Which leads to the other major specification that will go into SAKAI: JSR 168. This is an API definition for portlets from the Java community, and specifies the kinds of commands a compliant porlet understands. It works alongside the slightly older, non-Java specific Web Services for Remote Portlets (WSRP) protocol. The point of JSR 169 is that it makes it easier to deploy portlets that have been developed elsewhere.
Other interoperability bits that will go into SAKAI include a means to let tools interact, the 'Tool Interaction Framework'. That means not just one-to-one always on connections from, say, a student record system to a library system, but also a common means for tools to invoke one another. Finally, a single means of customising user interfaces is to be developed. These last two interoperability components will be SAKAI specific.

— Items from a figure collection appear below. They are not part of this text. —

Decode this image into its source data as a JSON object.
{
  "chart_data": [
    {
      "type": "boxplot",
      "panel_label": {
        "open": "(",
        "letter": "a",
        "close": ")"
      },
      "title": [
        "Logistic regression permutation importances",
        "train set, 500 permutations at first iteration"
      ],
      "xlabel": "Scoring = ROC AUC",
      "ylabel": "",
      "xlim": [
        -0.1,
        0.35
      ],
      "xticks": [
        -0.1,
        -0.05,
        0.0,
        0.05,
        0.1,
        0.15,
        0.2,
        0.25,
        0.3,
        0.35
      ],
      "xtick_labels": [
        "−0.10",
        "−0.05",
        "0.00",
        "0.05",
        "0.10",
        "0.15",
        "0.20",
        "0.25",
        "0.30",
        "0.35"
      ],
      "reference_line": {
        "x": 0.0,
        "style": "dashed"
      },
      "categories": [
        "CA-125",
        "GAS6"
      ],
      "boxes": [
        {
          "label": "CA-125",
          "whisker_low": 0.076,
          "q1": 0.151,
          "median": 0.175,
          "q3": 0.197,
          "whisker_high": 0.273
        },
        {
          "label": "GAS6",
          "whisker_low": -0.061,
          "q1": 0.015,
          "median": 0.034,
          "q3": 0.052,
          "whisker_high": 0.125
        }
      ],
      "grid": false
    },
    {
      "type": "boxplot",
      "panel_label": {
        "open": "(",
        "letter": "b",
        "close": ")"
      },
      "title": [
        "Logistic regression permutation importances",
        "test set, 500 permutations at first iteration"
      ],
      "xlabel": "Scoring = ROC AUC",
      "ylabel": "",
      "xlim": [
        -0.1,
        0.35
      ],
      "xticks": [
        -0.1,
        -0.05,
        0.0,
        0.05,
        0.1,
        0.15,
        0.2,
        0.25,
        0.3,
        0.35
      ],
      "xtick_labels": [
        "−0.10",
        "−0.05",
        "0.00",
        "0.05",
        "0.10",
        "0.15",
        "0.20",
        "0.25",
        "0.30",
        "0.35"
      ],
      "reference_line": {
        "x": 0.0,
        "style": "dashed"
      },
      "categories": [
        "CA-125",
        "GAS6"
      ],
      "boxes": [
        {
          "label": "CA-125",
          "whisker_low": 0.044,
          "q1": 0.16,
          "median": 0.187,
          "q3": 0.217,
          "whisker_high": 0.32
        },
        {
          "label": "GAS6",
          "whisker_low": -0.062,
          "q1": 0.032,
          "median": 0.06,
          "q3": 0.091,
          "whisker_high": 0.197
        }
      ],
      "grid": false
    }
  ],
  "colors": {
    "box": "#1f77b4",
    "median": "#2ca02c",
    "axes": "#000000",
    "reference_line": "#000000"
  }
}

Though not that much information exists about the precise architecture of SAKAI, the commitment to JSR 168 and OKI suggests a slightly unusual framework: rather than focus on data formats and behind-the-scenes web services in the manner of, for example, the IMS Abstract Framework, it pitches interoperability both above and below the conventional levels. 'Above' by using the portal technology, which is really a means to shuttle processed results and some interaction direct to the user, and 'below' by using the OSIDs, which connect an application to the rest of the world almost at code level. That is, stuff is integrated at the practically the highest and lowest possible levels, with very little inbetween.
As the SAKAI partners seem only to well aware, though, technology is only a part of the story; the socio-political aspect is at least as important. With a $2 million a year budget, and a deadline of complete VLE and assessment functionality in a year, there seems little doubt that there is momentum to get things done. Perhaps the bigger question is whether it will work after that.
Experience learns that the biggest single factor in the success of a piece of open software is a large and motivated adopter community. Once that is in place, the end of a project does not also become the inevitable end of the package's development. The question, then, is whether the small and fixed core SAKAI group will be a turn-off for other people. There already is a notion of secondary contributors, but that may not be sufficiently attractive or influential for everyone.
The positive spin on the present structure would be that, in a year's time, there will be some actual code to play with, which, if it really is as well componentised as it promises to be, could be easy for other people to adopt, configure and extend. The 'build it and they will come' principle, in other words.
SAKAI was outlined during the Educause 2003 conference, and discussed during the IMS Quarterly Meeting in San Jose.